Worksheet: Offering Retainer-based Services for Recurring Revenue

Problem: You’re a freelancer or an employee and you would like to have your own clients. However, the time involved and lack of certainty in finding new clients each month is wearing you down. You would like to take the one-off services you are offering now and turn them into subscription services that your clients will pay for each month, thus giving you some recurring revenue.

Aim: By the end of this worksheet you should have identified:

  1. The skills you have which companies are ready to pay money for.
  2. Which of those skills are amenable to a retainer model.
  3. Which skills you will build a retainer package around.

Step 1: Make a list of your recent clients or employers, and for each of them list what the deliverables or your responsibilities were.

Step 2: Scanning the list, pick out the skills that underpin that work. Keep a count of how often each skill is turning up in your list.

For example if you are a software developer then the skills that are common to each engagement will likely involve programming itself but look for more niche skills like A/B testing, database optimisation or perhaps even notice that you have integrated Stripe payments for a significant number of your clients recently.
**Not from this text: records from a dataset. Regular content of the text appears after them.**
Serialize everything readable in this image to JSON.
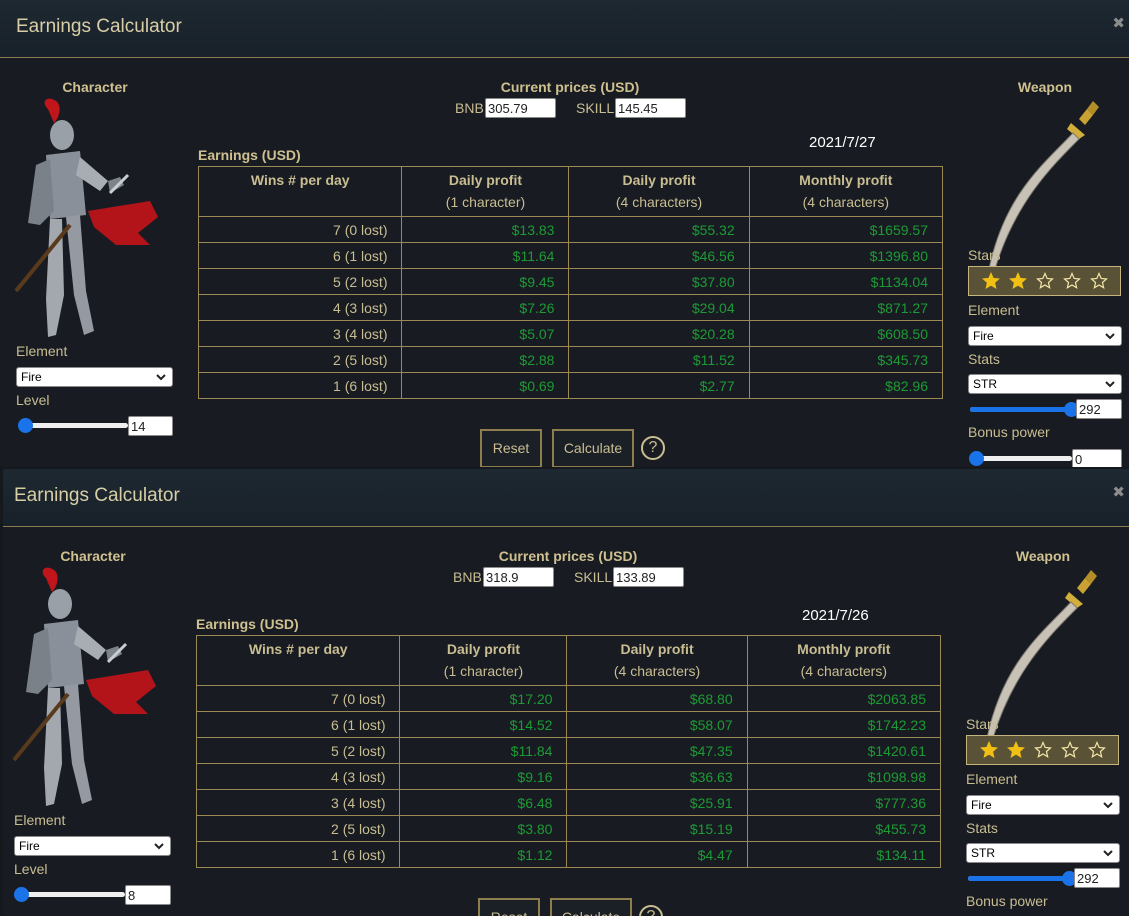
{
  "panels": [
    {
      "title": "Earnings Calculator",
      "character_label": "Character",
      "weapon_label": "Weapon",
      "prices_label": "Current prices (USD)",
      "bnb_label": "BNB:",
      "bnb_value": "305.79",
      "skill_label": "SKILL:",
      "skill_value": "145.45",
      "date": "2021/7/27",
      "earnings_label": "Earnings (USD)",
      "columns": [
        {
          "title": "Wins # per day",
          "sub": ""
        },
        {
          "title": "Daily profit",
          "sub": "(1 character)"
        },
        {
          "title": "Daily profit",
          "sub": "(4 characters)"
        },
        {
          "title": "Monthly profit",
          "sub": "(4 characters)"
        }
      ],
      "rows": [
        [
          "7 (0 lost)",
          "$13.83",
          "$55.32",
          "$1659.57"
        ],
        [
          "6 (1 lost)",
          "$11.64",
          "$46.56",
          "$1396.80"
        ],
        [
          "5 (2 lost)",
          "$9.45",
          "$37.80",
          "$1134.04"
        ],
        [
          "4 (3 lost)",
          "$7.26",
          "$29.04",
          "$871.27"
        ],
        [
          "3 (4 lost)",
          "$5.07",
          "$20.28",
          "$608.50"
        ],
        [
          "2 (5 lost)",
          "$2.88",
          "$11.52",
          "$345.73"
        ],
        [
          "1 (6 lost)",
          "$0.69",
          "$2.77",
          "$82.96"
        ]
      ],
      "char_element_label": "Element",
      "char_element": "Fire",
      "level_label": "Level",
      "level_value": "14",
      "level_fraction": 0.05,
      "stars_label": "Stars",
      "stars_filled": 2,
      "stars_total": 5,
      "weapon_element_label": "Element",
      "weapon_element": "Fire",
      "stats_label": "Stats",
      "stat": "STR",
      "stat_value": "292",
      "stat_fraction": 0.95,
      "bonus_label": "Bonus power",
      "bonus_value": "0",
      "bonus_fraction": 0.0,
      "reset_label": "Reset",
      "calculate_label": "Calculate",
      "help_label": "?"
    },
    {
      "title": "Earnings Calculator",
      "character_label": "Character",
      "weapon_label": "Weapon",
      "prices_label": "Current prices (USD)",
      "bnb_label": "BNB:",
      "bnb_value": "318.9",
      "skill_label": "SKILL:",
      "skill_value": "133.89",
      "date": "2021/7/26",
      "earnings_label": "Earnings (USD)",
      "columns": [
        {
          "title": "Wins # per day",
          "sub": ""
        },
        {
          "title": "Daily profit",
          "sub": "(1 character)"
        },
        {
          "title": "Daily profit",
          "sub": "(4 characters)"
        },
        {
          "title": "Monthly profit",
          "sub": "(4 characters)"
        }
      ],
      "rows": [
        [
          "7 (0 lost)",
          "$17.20",
          "$68.80",
          "$2063.85"
        ],
        [
          "6 (1 lost)",
          "$14.52",
          "$58.07",
          "$1742.23"
        ],
        [
          "5 (2 lost)",
          "$11.84",
          "$47.35",
          "$1420.61"
        ],
        [
          "4 (3 lost)",
          "$9.16",
          "$36.63",
          "$1098.98"
        ],
        [
          "3 (4 lost)",
          "$6.48",
          "$25.91",
          "$777.36"
        ],
        [
          "2 (5 lost)",
          "$3.80",
          "$15.19",
          "$455.73"
        ],
        [
          "1 (6 lost)",
          "$1.12",
          "$4.47",
          "$134.11"
        ]
      ],
      "char_element_label": "Element",
      "char_element": "Fire",
      "level_label": "Level",
      "level_value": "8",
      "level_fraction": 0.02,
      "stars_label": "Stars",
      "stars_filled": 2,
      "stars_total": 5,
      "weapon_element_label": "Element",
      "weapon_element": "Fire",
      "stats_label": "Stats",
      "stat": "STR",
      "stat_value": "292",
      "stat_fraction": 0.95,
      "bonus_label": "Bonus power",
      "reset_label": "Reset",
      "calculate_label": "Calculate",
      "help_label": "?"
    }
  ],
  "colors": {
    "accent_gold": "#9c8a55",
    "profit_green": "#1d9a35",
    "slider_blue": "#1a73e8",
    "star_gold": "#f2c014"
  },
  "icons": [
    "close-icon",
    "chevron-down-icon",
    "star-icon",
    "help-icon",
    "knight-character-image",
    "sword-weapon-image"
  ]
}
Step 3: For each skill, check:

  1. Could a company benefit from application of this skill on a regular (monthly, quarterly, yearly) basis?
    • If so, how?
  2. How much value does the application of this skill provide your clients? Describe the benefits in terms of their bottom line. If there is no direct monetary benefit (e.g. the service is a security audit) then describe the value in terms of the potential loss that they are avoiding and/or peace of mind.
  3. Based on this value delivered, roughly how much do you think a company would be willing to pay for this service?
  4. How long on average per month/quarter/year would it take for you to provide this value to the client in a tangible form, e.g. the work itself plus a full report?
  5. Taking the rough dollar amount for the amount you think companies will pay for the service, divide by the number of hours you think it would take you to render the service. This is your estimated hourly rate.
  6. Take the estimate for value delivered to the client and divide that by the estimate for what the company would pay for it. This is the value ratio from the company’s perspective.
  7. Are your potential clients searching for a solution online? (Skip if you don’t know)
  8. Roughly rate the difficulty of hiring or training someone else to fulfil this service, and estimate their hourly rate relative to your own.

Step 4: Sort the list of skills by the value ratio in descending order. The higher the ratio, the more of a bargain the service is for the customer. The top entry is the skill or service you will likely have easiest time pitching and selling.

Step 5: Now sort the list by your estimated hourly rate; the top entry may not be the easiest to pitch and sell but it clearly nets you the highest earnings per hour so if that is your priority then this might be the one to go for.

Step 6: The problem with sorting by value ratio and your hourly rate is that you might not have estimated how much a client would pay accurately, perhaps even because you undervalue your skills. You are likely to be more impartial however about the value delivered to the company, so as a sanity check now sort the list by the value delivered to the company, in descending order, and look at the top entries. Do the entries you short-listed before appear up top here too? If not, you may be undervaluing your services. After all, if a company is getting $300 of value for every hour you render a particular service, and you would charge them $50 an hour (a value ratio of 6x), then you are likely under-charging: as a rule of thumb aim for a ratio of 3x so for ever dollar they’re spending on your services they’re making back three. This kind of synergy is easier to sell and for everyone involved to justify and so agree to.

Step 7: Pick one of the top entries that has a healthy ratio (around 3x) and an hourly rate that seems attractive to you. Now take a blank sheet of paper and sketch out:

  1. What the exact service rendered would be.
  2. What the deliverable would be.
  3. How the service delivers ongoing value.
  4. How much you would charge.
  5. Your costs in delivering the service, both in terms of time and money spent.

Step 8: Repeat for any service that you are interested in providing. Stick these sheets up on the wall and take a step back. Read each through then take a break, come back tomorrow and go through them again. Which have you got the best feeling about? Which one (in terms of the numbers) makes the most sense as a business?

If you are completely stuck, try to think of or find people who offer retainers and fill in their details here as best you can. You might even want to get in touch with them; the worst that can happen is that they don’t reply, and writing to them may help clarify the questions or concerns you have. Then, come back to this worksheet and try again.